“That’s right, you crazy bitch. You are just like Seth. Once I realized you gods are all the same, I located the Blade of Bane. You used a little magic to glamor the weapon, but someone found it anyway. And though I’ll give you more credit than Seth, having many security systems set up on the sword, there is one thing you could never have counted on.”
“And what’s that?” I could tell she didn’t quite believe me.
I punctuated each word. “Genetically. Engineered. Rabbits.”
When she didn’t respond or react, I said, “Why don’t you go check my phone?”
She paused, as if considering the request, then crossed to my purse.
I continued to talk. “It’s amazing what a couple of loose rabbits in a hotel can do. It causes quite a distraction. And then without your cameras, and everyone looking the wrong way, all one needs to do is walk up and pluck the sword from its hiding place.”
As Galina regarded my phone, her pupils turned to slits again, glowing brighter green now. “You little…”
I knew she was seeing a picture of the Blade of Bane to confirm the heist had gone off as planned.
“Scamp?” I filled in for her. “Don’t I know it.” Despite my perky taunt, my tone was dark and dangerous.
My core shook with rage, grief, and satisfaction at having taken something from her, though it was nothing compared to what she’d stolen from me. If I could lunge at her, I’d tear her to pieces with my bare hands.
Maybe I wanted her to kill me. But I wouldn’t go to the afterlife. My soul was crystallized, hardened into my body, immovable. It wouldn’t reunite me with Grim. And if death could die, he was out of my reach. If she killed me, it would mean absolute extermination.
Galina set my phone on the table, so close yet so far, as I still couldn’t move. But soon enough, I’d heal and be able to get to it. I’d be able to go after her.
She cleared the irritation from her face and said in a solemn tone, “The sword is of no consequence now. It won’t be enough to stop us. I promised myself I’d let you live, give you time to see sense. See the role you could fill, how you could guide your fellow sekhors once my sister starts turning the humans. The sorrow you feel will morph and change until you realize this new world I’m about to shape is for you, Vivien.”
Galina turned to go but looked back over her shoulder. “But if you get in my way, I won’t hesitate to kill you.”
Then she left me in a room of shattered glass, spilled wine, and my grief and deep hunger for revenge.
13
Vivien
Miranda’s voice floated to me through a painful haze. “Honey, you’ve got to get out of bed.”
Fingers stroked my hair, and the sob in my chest threatened to burst. I’d been somewhere between sleep and consciousness, for I didn’t even know how long. My body sensed the sun had set and night availed, but it didn’t matter. I didn’t want to greet the day or the night.

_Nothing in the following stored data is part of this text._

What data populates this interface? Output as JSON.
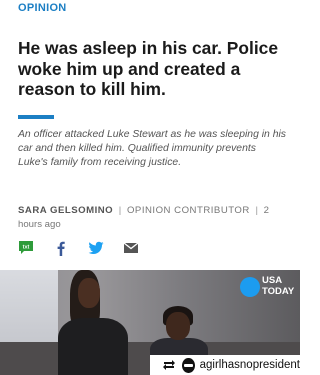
{
  "article": {
    "section": "OPINION",
    "headline": "He was asleep in his car. Police woke him up and created a reason to kill him.",
    "summary": "An officer attacked Luke Stewart as he was sleeping in his car and then killed him. Qualified immunity prevents Luke's family from receiving justice.",
    "author": "SARA GELSOMINO",
    "separator": "|",
    "role": "OPINION CONTRIBUTOR",
    "timestamp": "2 hours ago"
  },
  "share": {
    "icons": [
      "txt-message-icon",
      "facebook-icon",
      "twitter-icon",
      "email-icon"
    ],
    "txt_label": "txt"
  },
  "video": {
    "brand_line1": "USA",
    "brand_line2": "TODAY"
  },
  "repost": {
    "username": "agirlhasnopresident"
  },
  "colors": {
    "accent": "#1c7fc4",
    "brand": "#1c9cf0",
    "facebook": "#3b5998",
    "twitter": "#1da1f2",
    "sms": "#2e9b3a"
  }
}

The only movement that didn’t hurt was when I caressed Grim’s skull ring.
The grief, and pain of my broken back, had made things hazy as I sat amongst the jagged glass pieces in a pool of wine. Galina must have told the waitstaff not to enter, because no one found me. After far too long, I realized I’d healed enough to move. My numb fingers wrapped around my phone as I called Timothy. I don’t remember what I said, but he came for me. Wrapped me up and got me to the penthouse.
Wearing one of Grim’s button-up shirts, I lay in our bed, holding the black satin sheets to my nose, wanting to be surrounded by Grim’s scent. But with my vampiric senses, my anxiety grew as his smell dissolved away with every passing moment. Still, I clung to the ghost of him with a white-knuckled grip.

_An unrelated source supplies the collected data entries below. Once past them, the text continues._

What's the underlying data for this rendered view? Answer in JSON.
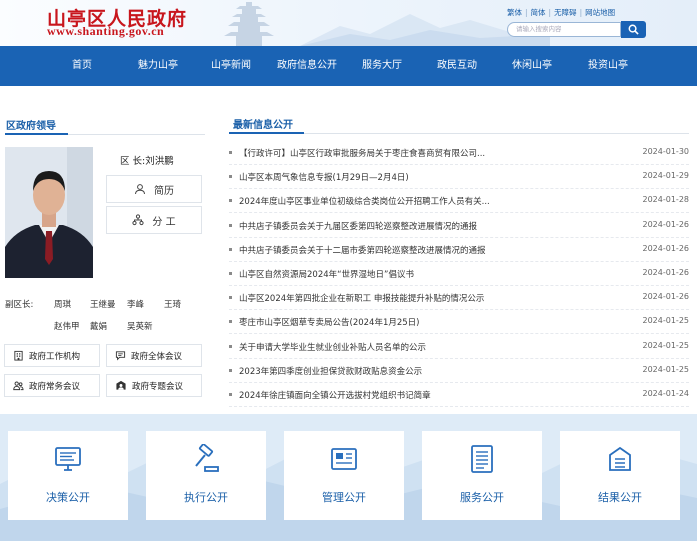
{
  "header": {
    "logo_text": "山亭区人民政府",
    "logo_url": "www.shanting.gov.cn",
    "links": [
      "繁体",
      "简体",
      "无障碍",
      "网站地图"
    ],
    "search_placeholder": "请输入搜索内容"
  },
  "nav": [
    "首页",
    "魅力山亭",
    "山亭新闻",
    "政府信息公开",
    "服务大厅",
    "政民互动",
    "休闲山亭",
    "投资山亭"
  ],
  "leader": {
    "section_title": "区政府领导",
    "name_line": "区 长:刘洪鹏",
    "resume_label": "简历",
    "duty_label": "分 工",
    "deputy_label": "副区长:",
    "deputies": [
      "周琪",
      "王继曼",
      "李峰",
      "王琦",
      "赵伟甲",
      "戴娟",
      "吴英新"
    ]
  },
  "quick_links": [
    "政府工作机构",
    "政府全体会议",
    "政府常务会议",
    "政府专题会议"
  ],
  "news": {
    "section_title": "最新信息公开",
    "items": [
      {
        "title": "【行政许可】山亭区行政审批服务局关于枣庄食喜商贸有限公司...",
        "date": "2024-01-30"
      },
      {
        "title": "山亭区本周气象信息专报(1月29日—2月4日)",
        "date": "2024-01-29"
      },
      {
        "title": "2024年度山亭区事业单位初级综合类岗位公开招聘工作人员有关...",
        "date": "2024-01-28"
      },
      {
        "title": "中共店子镇委员会关于九届区委第四轮巡察整改进展情况的通报",
        "date": "2024-01-26"
      },
      {
        "title": "中共店子镇委员会关于十二届市委第四轮巡察整改进展情况的通报",
        "date": "2024-01-26"
      },
      {
        "title": "山亭区自然资源局2024年“世界湿地日”倡议书",
        "date": "2024-01-26"
      },
      {
        "title": "山亭区2024年第四批企业在新职工 申报技能提升补贴的情况公示",
        "date": "2024-01-26"
      },
      {
        "title": "枣庄市山亭区烟草专卖局公告(2024年1月25日)",
        "date": "2024-01-25"
      },
      {
        "title": "关于申请大学毕业生就业创业补贴人员名单的公示",
        "date": "2024-01-25"
      },
      {
        "title": "2023年第四季度创业担保贷款财政贴息资金公示",
        "date": "2024-01-25"
      },
      {
        "title": "2024年徐庄镇面向全镇公开选拔村党组织书记简章",
        "date": "2024-01-24"
      }
    ]
  },
  "cards": [
    "决策公开",
    "执行公开",
    "管理公开",
    "服务公开",
    "结果公开"
  ],
  "colors": {
    "brand_blue": "#1a63b4",
    "logo_red": "#c8161d",
    "band_bg": "#deebf7"
  }
}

A shadow entered the room. “The new god of death has been chosen,” Timothy said. His eyes were red-rimmed, and his normally perfect tousle of hair stuck out in all directions. His burgundy suit was wrinkled and unkempt.
“Death can’t die,” I said in a flat voice.
The fact he could was stupid. A ridiculous notion. Impossible. Grim was fucking with me. Any minute now, he’d pop out holding a cognac and sporting a wicked smile over the great prank he’d pulled. Then I’d punish him seven ways from Sunday and never let him leave this bed again.
But the god of death was a position, not a person. And Grim had been replaced.
“Who?” Miranda asked, straightening as if preparing herself.
“Me,” a new voice answered. Fallon entered the room behind Timothy. Blue eye glowing fiercely, he looked like someone told him he’d been sentenced to life in prison.
“How do you know?” Miranda asked, never ceasing the strokes along my scalp.
Fallon rolled up a sleeve and clenched his hand into a fist, rotating his forearm toward us. Black ink swelled to the surface in the shape of the feather of Ma’at.
His face flickered into the death mask I’d only ever seen on Grim. My stomach lurched. Who knew I’d come to love the face of death? That seeing it on someone else would devestate me?